The only reason that we’re hearing it now is because Sen. Vitter’s opponents don’t want him to be governor. I believe that anyone who is sincere about atoning for a past regression that they do not repeat deserves to be forgiven and given a second chance. Frankly there are few of us who have not done something in our lives that we are truly ashamed about. I’m not condoning Se. Vitter’s past behavior, but frankly, if his wife and family can forgive him and so can I. The only reason to keep harping on it now is pure politics.

Also, do we really want a Governor who is likable, or do we want one to tell it like it is and do what needs to be done, whether people like it or not. A lot of people didn’t like term limits. A lot of politicians didn’t like being challenged by Vitter or called down for ethics violations. The folks in Washington didn’t like him holding up appointments and extracting concessions from the political establishment. Governing is not about being liked, but rather about being effective and having the best interest of the state in your heart.

Sen Vitter has sponsored over 200 town hall meetings throughout the state and has always listened and been responsive to his constituents. He has a vision for moving the state forward, where all children can obtain a good education , where government is limited and small businesses have a chance to thrive and not worry about frivolous lawsuits.

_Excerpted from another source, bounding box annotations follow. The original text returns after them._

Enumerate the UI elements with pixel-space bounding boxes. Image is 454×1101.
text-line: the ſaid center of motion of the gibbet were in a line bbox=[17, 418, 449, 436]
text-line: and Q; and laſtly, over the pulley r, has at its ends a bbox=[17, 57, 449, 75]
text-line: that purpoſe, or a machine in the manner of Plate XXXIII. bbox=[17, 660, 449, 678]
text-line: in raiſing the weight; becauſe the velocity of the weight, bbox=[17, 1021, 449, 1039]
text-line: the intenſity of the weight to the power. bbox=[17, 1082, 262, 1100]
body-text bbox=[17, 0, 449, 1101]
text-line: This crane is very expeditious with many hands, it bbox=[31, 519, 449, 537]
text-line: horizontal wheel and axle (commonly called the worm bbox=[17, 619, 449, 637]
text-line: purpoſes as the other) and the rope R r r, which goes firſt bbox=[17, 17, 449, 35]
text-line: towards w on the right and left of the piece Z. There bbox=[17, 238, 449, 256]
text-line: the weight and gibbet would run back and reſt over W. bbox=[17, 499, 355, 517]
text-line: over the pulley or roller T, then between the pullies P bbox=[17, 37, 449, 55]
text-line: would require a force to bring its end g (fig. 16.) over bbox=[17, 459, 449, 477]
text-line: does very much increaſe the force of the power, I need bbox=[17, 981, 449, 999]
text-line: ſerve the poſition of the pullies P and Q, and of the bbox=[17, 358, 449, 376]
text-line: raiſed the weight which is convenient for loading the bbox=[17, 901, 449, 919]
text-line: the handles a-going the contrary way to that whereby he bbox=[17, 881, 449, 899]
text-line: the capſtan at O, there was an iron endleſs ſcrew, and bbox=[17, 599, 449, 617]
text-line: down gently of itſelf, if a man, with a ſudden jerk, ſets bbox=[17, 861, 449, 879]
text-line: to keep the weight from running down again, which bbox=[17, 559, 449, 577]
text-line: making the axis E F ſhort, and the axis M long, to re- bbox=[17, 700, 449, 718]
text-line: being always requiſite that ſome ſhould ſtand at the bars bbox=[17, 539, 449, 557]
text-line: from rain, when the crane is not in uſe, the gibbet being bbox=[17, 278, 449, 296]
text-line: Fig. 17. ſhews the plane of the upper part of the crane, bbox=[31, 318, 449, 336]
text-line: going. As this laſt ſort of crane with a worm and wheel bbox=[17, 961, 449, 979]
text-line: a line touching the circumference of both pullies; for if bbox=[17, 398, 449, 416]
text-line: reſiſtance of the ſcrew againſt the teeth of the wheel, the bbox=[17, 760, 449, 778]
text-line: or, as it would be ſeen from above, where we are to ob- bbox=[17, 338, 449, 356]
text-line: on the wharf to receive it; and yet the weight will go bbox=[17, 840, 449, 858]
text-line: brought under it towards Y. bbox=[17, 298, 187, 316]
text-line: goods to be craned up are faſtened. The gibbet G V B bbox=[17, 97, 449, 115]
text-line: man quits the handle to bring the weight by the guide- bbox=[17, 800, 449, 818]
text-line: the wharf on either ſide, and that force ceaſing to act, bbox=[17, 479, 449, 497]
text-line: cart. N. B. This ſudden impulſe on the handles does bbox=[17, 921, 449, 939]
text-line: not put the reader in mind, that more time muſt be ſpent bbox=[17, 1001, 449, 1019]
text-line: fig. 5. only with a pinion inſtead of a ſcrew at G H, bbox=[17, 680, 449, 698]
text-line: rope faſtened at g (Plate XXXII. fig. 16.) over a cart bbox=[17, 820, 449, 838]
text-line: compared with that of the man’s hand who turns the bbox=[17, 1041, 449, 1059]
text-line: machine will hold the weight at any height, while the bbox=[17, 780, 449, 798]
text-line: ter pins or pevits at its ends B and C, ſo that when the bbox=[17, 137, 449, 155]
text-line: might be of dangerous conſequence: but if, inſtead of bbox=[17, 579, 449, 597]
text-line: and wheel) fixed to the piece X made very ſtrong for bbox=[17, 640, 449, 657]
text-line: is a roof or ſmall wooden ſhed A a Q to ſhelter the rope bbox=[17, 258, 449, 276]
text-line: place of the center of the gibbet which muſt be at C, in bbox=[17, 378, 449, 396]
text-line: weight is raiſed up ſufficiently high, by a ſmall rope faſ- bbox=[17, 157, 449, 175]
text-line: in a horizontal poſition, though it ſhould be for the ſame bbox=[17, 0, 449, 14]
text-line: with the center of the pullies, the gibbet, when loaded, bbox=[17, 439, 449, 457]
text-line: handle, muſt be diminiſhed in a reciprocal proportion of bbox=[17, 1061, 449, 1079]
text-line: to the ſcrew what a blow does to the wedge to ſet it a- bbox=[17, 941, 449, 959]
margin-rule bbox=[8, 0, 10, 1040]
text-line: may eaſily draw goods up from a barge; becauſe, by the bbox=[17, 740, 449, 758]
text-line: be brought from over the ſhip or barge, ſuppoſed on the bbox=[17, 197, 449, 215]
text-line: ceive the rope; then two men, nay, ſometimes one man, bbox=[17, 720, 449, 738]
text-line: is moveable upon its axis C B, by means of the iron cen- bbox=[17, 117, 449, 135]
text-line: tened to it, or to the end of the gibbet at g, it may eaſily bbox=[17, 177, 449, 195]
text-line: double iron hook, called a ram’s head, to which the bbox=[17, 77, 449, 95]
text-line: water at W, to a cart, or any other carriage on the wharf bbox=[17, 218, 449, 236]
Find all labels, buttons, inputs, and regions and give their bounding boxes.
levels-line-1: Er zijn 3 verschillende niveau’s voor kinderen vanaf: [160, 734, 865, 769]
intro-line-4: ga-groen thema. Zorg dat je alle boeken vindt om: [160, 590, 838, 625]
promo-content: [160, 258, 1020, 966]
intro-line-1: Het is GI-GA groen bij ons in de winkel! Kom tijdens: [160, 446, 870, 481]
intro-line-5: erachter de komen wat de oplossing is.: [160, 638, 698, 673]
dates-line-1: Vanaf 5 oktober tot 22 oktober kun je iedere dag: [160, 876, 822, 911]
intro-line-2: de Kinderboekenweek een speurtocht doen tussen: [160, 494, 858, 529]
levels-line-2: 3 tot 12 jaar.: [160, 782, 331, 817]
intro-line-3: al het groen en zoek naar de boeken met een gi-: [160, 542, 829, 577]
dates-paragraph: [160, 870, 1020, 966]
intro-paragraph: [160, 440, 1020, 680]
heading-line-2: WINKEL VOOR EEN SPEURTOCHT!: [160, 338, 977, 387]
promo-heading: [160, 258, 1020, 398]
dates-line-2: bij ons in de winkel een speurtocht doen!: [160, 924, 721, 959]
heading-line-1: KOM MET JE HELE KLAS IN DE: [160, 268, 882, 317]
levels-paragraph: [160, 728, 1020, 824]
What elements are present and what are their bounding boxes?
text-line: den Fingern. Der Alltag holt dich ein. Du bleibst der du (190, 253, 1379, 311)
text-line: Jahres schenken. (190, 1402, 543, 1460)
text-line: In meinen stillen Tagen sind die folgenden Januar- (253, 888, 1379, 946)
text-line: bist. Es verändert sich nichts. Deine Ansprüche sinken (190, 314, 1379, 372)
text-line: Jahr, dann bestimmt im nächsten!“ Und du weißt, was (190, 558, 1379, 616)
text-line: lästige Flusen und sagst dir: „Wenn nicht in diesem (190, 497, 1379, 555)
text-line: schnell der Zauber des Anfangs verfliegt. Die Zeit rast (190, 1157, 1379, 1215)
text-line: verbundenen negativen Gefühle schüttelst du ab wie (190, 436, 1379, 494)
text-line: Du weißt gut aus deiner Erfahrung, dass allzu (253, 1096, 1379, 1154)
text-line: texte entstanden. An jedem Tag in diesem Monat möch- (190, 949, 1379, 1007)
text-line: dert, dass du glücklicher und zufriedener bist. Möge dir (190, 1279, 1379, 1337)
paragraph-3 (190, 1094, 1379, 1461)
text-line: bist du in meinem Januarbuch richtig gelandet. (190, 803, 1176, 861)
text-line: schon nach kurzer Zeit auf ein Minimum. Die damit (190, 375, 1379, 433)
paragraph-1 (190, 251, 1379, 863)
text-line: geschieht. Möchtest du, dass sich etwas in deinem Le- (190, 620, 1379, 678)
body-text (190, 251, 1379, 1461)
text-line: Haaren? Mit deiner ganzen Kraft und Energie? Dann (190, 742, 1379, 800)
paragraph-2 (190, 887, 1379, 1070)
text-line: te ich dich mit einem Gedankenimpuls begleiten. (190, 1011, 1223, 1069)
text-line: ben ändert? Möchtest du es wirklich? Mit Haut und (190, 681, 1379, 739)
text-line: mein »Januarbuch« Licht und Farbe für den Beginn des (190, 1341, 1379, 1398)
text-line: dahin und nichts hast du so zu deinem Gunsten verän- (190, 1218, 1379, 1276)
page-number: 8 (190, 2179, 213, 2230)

It’s time to look to the future instead of the past. We need to ask ourselves the fundamental question we want to move forward with a progressive reform oriented governor who is business friendly and conservative and doesn’t mind upsetting the status quo. Our alternative to go regress back to the dark time when unions and the courthouse crowd ran the state and limited our opportunity to grow and prosper as a state.